I love the act of finishing an episode of television and marking it as completed on my television-watching app. It’s satisfying — I get this small dopamine high. This is true even with most of the shows I love. I like to complete those episodes and race through to the next one because even with television viewing, I’ve appified my life.
Still, there are a handful of shows that I love spending time with so much that I hate to see the episode end, and with which I find zero satisfaction in marking it as “watched” in my app. They’re the kind of shows that I often pause to see how much time is left, not because I want them to end but because I’m anxious to see how much time I have left with them this week. These are very rare shows. Ted Lasso is one of those shows. Watchmen, Friday Night Lights, and Justified fit into that category. So did Brockmire. I cannot think of a lot of other shows like that where the end credits feel like treachery. Like, how dare you end! Get back here, there’s no way that 48 minutes have passed already.
It’s also how I feel about every episode of The Good Fight. There are not a lot of shows that mix drama, comedy, intelligence, and great character work as well as the Paramount+ series. It is a ridiculously fun show to watch, and yet somehow this season, they’ve made it even more watchable by bringing in Mandy Patinkin to play Judge Wackner, a Judge Wapner-esque character who has created his own courtroom. He’s not an actual judge. He rules using common sense, and it doesn’t matter that it’s not legally binding. As long as the participants agree to be bound by his rulings, then it is just as good as a court of law. Better, even, because he throws out the rules of evidence. Hearsay is allowed, and there is nothing more true than what comes out of an excited utterance. Being able to quote Grateful Dead lyrics is also a plus.
Wackner holds court in a backroom behind a copy shop. In this week’s episode, a group of privileged white families seeks refunds from a teacher they hired to instruct their kids during COVID lockdown. They’re angry because they believe the teacher was indoctrinating their kids with socialism because the kids came home quoting Parasite and rejecting Trump (Patinkin’s character also gives a shout-out to Hell or High Water). The whole pretend court is a brilliant ploy for the show, too, because it allows Marissa Gold — a first-year law student — to argue the case on behalf of the client, even though she’s not technically a lawyer, either (and much better than the Suits route, where Meghan Markle’s character somehow completed three years of law school and passed the bar exam over a single summer). The storyline also reinforces the notion that reality is what we want it to be. As long as everyone can agree on a common set of ground rules, we don’t have to adhere to an inefficient, antiquated system. There should be a Judge Wackner in every city. Although to be fair, his courtroom is not theoretically that different from an arbitration hearing, it just has the trappings of a courtroom.
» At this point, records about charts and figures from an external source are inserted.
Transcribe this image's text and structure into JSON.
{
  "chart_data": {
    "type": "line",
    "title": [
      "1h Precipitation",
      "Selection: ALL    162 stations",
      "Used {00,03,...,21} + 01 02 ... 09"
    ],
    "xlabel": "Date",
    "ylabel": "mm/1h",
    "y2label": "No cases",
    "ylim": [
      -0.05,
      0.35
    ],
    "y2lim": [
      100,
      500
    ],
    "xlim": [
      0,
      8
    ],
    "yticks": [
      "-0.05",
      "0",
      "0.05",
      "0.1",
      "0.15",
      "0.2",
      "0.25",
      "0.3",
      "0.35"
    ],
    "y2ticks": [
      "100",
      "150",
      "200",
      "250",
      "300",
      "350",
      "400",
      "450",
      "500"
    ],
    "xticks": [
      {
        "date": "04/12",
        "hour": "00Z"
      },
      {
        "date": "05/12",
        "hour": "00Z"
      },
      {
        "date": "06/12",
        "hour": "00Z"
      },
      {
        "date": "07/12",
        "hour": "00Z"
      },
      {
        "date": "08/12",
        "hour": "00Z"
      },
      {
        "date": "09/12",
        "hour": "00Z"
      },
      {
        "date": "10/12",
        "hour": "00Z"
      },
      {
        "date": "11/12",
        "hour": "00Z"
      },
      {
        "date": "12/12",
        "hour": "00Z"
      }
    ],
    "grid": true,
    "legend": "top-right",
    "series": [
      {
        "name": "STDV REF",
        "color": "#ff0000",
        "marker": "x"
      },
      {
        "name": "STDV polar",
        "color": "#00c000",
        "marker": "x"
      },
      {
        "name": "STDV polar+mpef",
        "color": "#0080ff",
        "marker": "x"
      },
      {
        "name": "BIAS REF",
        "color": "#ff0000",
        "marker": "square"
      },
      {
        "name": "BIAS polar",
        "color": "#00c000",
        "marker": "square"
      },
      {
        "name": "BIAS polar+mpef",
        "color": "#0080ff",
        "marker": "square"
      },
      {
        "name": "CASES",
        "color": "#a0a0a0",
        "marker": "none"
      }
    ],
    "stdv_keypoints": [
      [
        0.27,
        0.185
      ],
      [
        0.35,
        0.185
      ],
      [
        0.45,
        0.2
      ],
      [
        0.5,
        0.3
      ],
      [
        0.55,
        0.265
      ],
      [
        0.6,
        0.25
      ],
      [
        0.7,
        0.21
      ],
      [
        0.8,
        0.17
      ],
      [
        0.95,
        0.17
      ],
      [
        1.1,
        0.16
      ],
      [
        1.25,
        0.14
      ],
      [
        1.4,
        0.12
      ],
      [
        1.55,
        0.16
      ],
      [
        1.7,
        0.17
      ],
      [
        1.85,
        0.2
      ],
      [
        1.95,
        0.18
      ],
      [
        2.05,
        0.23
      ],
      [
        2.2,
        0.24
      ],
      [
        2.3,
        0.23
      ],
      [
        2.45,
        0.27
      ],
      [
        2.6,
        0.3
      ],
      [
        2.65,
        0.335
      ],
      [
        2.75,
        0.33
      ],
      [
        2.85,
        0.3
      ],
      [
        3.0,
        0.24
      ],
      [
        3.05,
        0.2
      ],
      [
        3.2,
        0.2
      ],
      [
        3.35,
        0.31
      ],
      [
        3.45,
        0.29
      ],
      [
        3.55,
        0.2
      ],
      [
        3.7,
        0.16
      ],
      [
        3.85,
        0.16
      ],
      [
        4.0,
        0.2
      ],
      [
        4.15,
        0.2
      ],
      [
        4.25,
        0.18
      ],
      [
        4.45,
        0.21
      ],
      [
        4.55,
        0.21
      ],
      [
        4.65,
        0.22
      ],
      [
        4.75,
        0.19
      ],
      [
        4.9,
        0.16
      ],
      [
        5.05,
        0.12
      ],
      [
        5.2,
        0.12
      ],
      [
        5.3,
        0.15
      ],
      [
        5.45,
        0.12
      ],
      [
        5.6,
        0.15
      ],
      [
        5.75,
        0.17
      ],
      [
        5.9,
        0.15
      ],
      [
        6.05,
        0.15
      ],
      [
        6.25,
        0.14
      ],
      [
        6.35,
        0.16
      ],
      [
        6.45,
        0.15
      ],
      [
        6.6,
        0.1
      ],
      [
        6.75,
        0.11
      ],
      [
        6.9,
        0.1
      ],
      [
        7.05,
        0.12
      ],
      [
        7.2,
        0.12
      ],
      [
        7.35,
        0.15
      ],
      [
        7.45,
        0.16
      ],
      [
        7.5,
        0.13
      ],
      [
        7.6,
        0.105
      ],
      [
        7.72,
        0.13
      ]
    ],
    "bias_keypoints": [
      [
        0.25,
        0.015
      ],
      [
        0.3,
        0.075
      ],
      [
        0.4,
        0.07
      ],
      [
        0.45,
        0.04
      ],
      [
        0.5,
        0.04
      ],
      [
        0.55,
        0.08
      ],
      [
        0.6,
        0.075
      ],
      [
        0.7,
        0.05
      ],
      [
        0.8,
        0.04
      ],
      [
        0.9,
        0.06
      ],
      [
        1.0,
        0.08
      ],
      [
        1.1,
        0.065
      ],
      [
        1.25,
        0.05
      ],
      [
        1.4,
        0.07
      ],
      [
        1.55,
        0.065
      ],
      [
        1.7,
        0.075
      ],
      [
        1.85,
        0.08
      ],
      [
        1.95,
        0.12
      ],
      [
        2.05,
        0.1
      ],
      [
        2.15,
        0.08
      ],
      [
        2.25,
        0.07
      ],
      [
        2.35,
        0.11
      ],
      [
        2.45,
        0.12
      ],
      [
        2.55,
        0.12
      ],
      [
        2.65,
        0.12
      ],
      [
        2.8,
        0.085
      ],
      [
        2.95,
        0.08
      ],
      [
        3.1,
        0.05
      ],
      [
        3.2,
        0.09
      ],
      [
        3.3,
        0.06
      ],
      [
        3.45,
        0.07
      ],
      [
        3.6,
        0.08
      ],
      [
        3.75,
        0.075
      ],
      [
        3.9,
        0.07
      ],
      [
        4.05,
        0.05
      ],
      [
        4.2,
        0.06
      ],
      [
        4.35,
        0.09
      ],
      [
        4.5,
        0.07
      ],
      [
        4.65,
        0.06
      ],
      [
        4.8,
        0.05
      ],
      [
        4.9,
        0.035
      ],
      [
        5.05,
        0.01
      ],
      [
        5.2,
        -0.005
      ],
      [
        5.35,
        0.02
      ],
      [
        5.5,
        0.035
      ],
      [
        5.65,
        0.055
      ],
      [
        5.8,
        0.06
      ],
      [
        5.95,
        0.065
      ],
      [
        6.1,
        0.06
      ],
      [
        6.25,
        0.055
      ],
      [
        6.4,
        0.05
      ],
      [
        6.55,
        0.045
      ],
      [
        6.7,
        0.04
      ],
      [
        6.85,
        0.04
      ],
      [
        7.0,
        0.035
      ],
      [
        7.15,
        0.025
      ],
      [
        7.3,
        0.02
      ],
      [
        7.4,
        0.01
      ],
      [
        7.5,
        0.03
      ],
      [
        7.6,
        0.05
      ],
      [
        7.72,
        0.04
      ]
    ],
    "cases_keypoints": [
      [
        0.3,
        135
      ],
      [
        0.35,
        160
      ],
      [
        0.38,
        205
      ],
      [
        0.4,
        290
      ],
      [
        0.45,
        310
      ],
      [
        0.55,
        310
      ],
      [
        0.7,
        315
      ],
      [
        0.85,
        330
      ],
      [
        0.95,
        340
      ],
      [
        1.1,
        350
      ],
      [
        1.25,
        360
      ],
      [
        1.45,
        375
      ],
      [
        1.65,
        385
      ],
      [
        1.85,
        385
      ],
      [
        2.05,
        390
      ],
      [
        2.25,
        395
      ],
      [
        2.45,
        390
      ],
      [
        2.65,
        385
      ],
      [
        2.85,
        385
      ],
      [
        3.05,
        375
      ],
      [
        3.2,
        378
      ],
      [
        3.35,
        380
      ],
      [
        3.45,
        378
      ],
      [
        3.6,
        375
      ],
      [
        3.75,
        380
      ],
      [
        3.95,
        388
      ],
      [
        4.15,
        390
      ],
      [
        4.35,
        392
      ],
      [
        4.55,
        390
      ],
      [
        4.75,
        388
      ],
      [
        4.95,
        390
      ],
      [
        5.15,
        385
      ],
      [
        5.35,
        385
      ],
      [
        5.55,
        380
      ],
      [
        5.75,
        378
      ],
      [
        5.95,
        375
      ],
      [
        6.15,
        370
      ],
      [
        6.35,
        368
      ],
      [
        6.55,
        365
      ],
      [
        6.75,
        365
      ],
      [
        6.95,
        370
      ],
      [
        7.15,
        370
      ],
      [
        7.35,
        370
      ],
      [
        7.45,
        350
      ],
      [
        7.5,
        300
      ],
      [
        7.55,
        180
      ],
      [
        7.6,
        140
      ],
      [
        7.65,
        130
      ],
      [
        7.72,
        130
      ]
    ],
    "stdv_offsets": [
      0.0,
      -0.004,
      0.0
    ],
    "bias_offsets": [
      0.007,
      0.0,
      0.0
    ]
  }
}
Meanwhile, the series — which lost Cush Jumbo and Delroy Lindo this season — also introduced a new first-year associate, Carmen Moyo (new cast member, Charmaine Bingwa). I wasn’t sure what to expect from her, but she’s the opposite of the eager and friendly Rose Leslie associate, Maia Rindell, who also entered the series as a first-year associate. Carmen Moyo is quiet and calculating, and managed — during her first week — to become the sole attorney for drug kingpin, Oscar Rivi. Rivi is in prison, and he was only supposed to be a “maintenance client” (“nod and listen to his complaints”), but Carmen shrewdly manages to manipulate another inmate into taking the fall for a murder committed by Rivi. It earned her the favor of her client (and his business manager, played by the brilliant Wallace Shawn), but it also earned her the disapproval of Liz Reddick, who doesn’t know if Rivi took advantage of Carmen’s inexperience or if Carmen specifically committed ethical violations in an effort to not only get ahead at the firm but make herself indispensable to the firm. Carmen is going to be a terrific character who is going to be a thorn in Liz’s side.
The effort to replace Lucca Quinn is complicated, as well. Bring back Julius Cain, a conservative lawyer they know and like, but who still carries with him the stench of a Trump pardon, or bring in Hugh Dancy’s Caleb, who seems great but with whom Liz has slept. Hopefully, they both get plenty of screentime this season (Michael Boatman is one of the unsung gems of The Good Fight).
Finally, Diane is still trying to navigate maintaining her partnership in a Black-led firm, and this is why having Gary Cole’s conservative Kurt McVeigh on the show is so great, especially as her husband. Diane doesn’t want to give up her partnership in the firm, and asks Kurt for his opinion, knowing exactly what he’ll say: That it’s all about “identity politics,” which is what Diane wanted to hear but it also hits a very raw white liberal guilt nerve.
Diane is crafty and diplomatic: She encourages Liz to take the corner office, vacated by Boseman, and encourages the firm to bring in a second Black partner. It’s unclear, however, if that will be enough to save Diane’s partnership, even with Liz’s promise to protect her.